Paul Pierce, Ricky Davis, and Pray for Rain

October 17, 2005

For all the influx of young talent and uncertainty surrounding their rotation this season, the Celtics still face a familiar problem. They remain all-too-predictable on offense. Option No. 1: Paul Pierce. Option No. 2: Ricky Davis. Option No. 3: Somebody, please.

   Boston understands the dangers of depending too much on a pair of scorers, especially when they could be separated on the first and second units. (Davis still may return to his sixth-man role, though that looks less likely with the chemistry developing on the second unit as is.) A team can survive the ups and downs of a scorer or two, but it cannot thrive. The pressure of carrying a mediocre team left Pierce frustrated last season. And believe it or not, all the Red Bulls in Boston will not prevent a Davis energy drought sometime during the season, especially if Davis, like Pierce, plays close to 40 minutes every game.

        "We're looking for certain guys to establish their roles," said Pierce, who along with the rest of the Celtics enjoyed a day off from practice yesterday after Saturday night's 116-97 loss to the Bulls in Chicago. "What are they going to be for this team? That's what preseason is about, especially with the team we have. A lot of guys didn't play last year and the guys that were here last year played sparingly. Obviously, we have a lot of young talent here. We've just got to figure it out as the preseason goes along. We're almost at the halfway point of preseason, so things are going to be happening pretty fast."

   The Celtics hope some answers will emerge soon. While coach Doc Rivers and his assistants must deal with more pressing (and more fundamental) concerns at the moment, finding consistent scorers beyond Pierce and Davis likely will be a long-term issue. The Bulls knew enough Saturday night to cover Pierce and Davis by cheating away from the other Celtics.

   In three exhibition games, Pierce and Davis have accounted for 53 of the Celtics' 212 shots (25 percent) and 91 of 290 points (31 percent). Those numbers are not exactly reason for concern. In fact, they might even please Rivers at this point. But don't forget, neither Pierce nor Davis has logged regular-season minutes in exhibition games. With more playing time, the pair will make up an even greater percentage of the team's offense during the regular season.

   But to be fair, Boston has played without injured Al Jefferson (sprained left ankle) and Tony Allen (right knee surgery). Jefferson hopes to be back this week and his presence will make a difference on both ends. If the second-year forward can generate points in the post, the Celtics are a markedly better team. If not, there's more pressure on Pierce and Davis.

   Still, Rivers generally claims to worry more about defense than putting up points. The Celtics know their strengths and weaknesses, and they want to run to create a high volume of easy shots for everyone. But in last season's playoffs, the Celtics' stalling offense led to a first-round exit. The newest Celtics are keenly aware that they must do their part to complement Pierce and Davis. In addition to youngsters Allen and Jefferson, Justin Reed and Ryan Gomes are candidates to score in double figures consistently. As far as veterans are concerned, Raef LaFrentz and a rededicated Mark Blount certainly will help, though shots will not be plentiful if they remain on the starting unit with Pierce and Davis.

   Players on the second unit have a lot of potential. Reed is averaging 11.3 points per game in the exhibition season, while Gomes has posted 9.6. But again, Reed and Gomes have averaged more minutes in exhibitions than they will during the regular season.
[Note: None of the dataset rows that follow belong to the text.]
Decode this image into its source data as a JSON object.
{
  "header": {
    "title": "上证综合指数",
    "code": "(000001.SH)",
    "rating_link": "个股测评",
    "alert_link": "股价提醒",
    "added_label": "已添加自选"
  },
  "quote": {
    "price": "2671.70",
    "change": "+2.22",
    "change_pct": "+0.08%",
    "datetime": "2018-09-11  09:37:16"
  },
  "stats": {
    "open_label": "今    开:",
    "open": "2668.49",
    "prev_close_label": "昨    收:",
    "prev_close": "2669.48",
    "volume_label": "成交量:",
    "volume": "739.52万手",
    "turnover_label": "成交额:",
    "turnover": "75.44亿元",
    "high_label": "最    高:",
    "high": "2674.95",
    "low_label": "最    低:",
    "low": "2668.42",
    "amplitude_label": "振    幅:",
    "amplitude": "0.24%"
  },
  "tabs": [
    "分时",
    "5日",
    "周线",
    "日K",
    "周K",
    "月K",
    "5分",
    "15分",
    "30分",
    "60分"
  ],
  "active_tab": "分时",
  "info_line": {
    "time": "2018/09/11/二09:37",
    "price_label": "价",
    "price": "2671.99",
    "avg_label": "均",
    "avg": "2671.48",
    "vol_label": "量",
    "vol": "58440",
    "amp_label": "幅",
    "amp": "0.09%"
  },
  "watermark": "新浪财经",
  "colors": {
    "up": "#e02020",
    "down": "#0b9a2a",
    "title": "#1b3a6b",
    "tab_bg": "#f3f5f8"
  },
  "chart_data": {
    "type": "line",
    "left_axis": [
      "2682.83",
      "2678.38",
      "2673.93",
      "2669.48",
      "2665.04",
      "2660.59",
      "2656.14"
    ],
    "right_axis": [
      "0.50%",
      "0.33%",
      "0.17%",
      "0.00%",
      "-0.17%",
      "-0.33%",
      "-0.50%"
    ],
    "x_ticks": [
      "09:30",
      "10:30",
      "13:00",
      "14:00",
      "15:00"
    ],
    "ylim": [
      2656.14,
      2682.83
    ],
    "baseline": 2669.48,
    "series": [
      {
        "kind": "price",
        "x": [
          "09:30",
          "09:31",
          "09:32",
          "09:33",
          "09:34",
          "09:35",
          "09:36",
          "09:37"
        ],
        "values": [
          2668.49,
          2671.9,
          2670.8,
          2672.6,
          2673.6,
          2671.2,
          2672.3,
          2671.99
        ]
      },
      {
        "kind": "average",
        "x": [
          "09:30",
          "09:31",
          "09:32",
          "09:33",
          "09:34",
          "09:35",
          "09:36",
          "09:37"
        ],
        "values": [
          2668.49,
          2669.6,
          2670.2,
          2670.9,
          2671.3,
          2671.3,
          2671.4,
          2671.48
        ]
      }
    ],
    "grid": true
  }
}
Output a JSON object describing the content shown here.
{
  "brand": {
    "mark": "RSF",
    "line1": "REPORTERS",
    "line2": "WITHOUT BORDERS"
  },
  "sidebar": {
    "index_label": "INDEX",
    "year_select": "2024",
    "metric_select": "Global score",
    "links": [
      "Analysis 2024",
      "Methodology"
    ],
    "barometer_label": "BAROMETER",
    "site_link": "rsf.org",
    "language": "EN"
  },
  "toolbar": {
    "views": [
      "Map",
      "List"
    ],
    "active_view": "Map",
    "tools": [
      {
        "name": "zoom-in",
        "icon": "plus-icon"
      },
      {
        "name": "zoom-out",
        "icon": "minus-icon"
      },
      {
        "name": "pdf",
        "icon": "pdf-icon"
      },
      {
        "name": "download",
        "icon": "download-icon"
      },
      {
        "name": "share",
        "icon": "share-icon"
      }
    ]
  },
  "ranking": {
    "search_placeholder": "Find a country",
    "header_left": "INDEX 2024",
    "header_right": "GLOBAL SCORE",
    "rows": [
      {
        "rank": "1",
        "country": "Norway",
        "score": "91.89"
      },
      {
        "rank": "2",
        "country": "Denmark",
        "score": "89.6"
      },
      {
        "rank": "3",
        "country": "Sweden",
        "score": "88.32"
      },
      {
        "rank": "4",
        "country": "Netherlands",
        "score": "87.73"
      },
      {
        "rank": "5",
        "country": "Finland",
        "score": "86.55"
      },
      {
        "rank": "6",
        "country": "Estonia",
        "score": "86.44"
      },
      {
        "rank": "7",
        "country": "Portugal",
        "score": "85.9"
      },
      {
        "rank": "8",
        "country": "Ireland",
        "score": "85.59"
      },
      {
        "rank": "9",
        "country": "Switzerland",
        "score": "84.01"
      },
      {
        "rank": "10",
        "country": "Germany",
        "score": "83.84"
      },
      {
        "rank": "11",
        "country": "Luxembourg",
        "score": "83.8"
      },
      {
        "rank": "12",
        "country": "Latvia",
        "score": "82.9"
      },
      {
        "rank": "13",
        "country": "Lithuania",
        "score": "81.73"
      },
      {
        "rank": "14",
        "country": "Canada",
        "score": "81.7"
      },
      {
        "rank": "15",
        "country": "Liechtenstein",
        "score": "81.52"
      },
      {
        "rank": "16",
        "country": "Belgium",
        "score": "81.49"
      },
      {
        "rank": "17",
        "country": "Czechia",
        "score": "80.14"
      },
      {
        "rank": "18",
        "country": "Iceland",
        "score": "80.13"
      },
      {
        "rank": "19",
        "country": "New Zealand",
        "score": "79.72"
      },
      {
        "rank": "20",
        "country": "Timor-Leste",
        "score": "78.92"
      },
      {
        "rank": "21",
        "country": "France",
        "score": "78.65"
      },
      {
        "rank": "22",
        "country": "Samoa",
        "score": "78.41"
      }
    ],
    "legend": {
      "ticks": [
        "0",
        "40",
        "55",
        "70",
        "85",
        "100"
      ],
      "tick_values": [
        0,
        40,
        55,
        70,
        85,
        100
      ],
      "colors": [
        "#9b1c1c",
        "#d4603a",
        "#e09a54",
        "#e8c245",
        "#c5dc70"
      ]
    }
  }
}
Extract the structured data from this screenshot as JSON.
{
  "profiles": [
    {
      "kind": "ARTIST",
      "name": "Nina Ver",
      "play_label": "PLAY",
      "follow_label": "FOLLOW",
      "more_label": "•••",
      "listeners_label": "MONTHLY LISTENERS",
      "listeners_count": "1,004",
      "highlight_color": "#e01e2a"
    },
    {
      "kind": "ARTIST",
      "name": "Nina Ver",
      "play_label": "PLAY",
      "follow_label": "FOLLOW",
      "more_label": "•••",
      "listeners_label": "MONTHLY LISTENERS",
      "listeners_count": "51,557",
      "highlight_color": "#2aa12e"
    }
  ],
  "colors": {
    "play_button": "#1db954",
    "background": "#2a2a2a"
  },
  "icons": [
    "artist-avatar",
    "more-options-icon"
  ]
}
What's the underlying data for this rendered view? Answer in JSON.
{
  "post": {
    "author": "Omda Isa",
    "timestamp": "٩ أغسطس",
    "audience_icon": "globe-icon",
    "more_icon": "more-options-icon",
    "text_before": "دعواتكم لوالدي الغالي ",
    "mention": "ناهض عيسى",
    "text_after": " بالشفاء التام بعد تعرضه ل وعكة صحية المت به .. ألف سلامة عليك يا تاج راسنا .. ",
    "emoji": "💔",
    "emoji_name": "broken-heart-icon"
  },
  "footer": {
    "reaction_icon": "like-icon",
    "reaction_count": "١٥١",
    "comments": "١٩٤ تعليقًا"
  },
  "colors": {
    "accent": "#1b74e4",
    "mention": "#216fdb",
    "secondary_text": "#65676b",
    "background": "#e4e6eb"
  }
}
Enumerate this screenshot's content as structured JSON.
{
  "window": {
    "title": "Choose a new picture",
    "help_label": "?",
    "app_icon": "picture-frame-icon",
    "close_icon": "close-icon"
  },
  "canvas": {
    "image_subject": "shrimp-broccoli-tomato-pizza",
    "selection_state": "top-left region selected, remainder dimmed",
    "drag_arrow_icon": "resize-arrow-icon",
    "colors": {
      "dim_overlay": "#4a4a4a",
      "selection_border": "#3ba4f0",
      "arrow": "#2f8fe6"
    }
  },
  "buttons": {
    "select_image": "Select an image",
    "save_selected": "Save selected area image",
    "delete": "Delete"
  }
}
   "Everyone probably knows it's going to go to them [Pierce and Davis]," said Gomes. "So my guy defending me is going to cheat to them. I've got to make my guy guard me. I've got to be aggressive, but patient at the same time." Gomes acknowledged he is still trying to figure how best to keep his defender honest.

   On the other end of the equation, Davis is busy racking up assists. He believes it his responsibility to create shots for his teammates. Davis, who has seen some time at point guard, understands not everyone can create shots for themselves the way he and Pierce do. So far, he is averaging 4.0 assists, including six vs. Chicago.

   "Once guys get their minutes and everybody knows their roles, I think everything will starting coming into play," said Davis."Right now, guys are just out there playing. Me and [Paul], we've got to take it upon ourselves to get guys shots and get them going."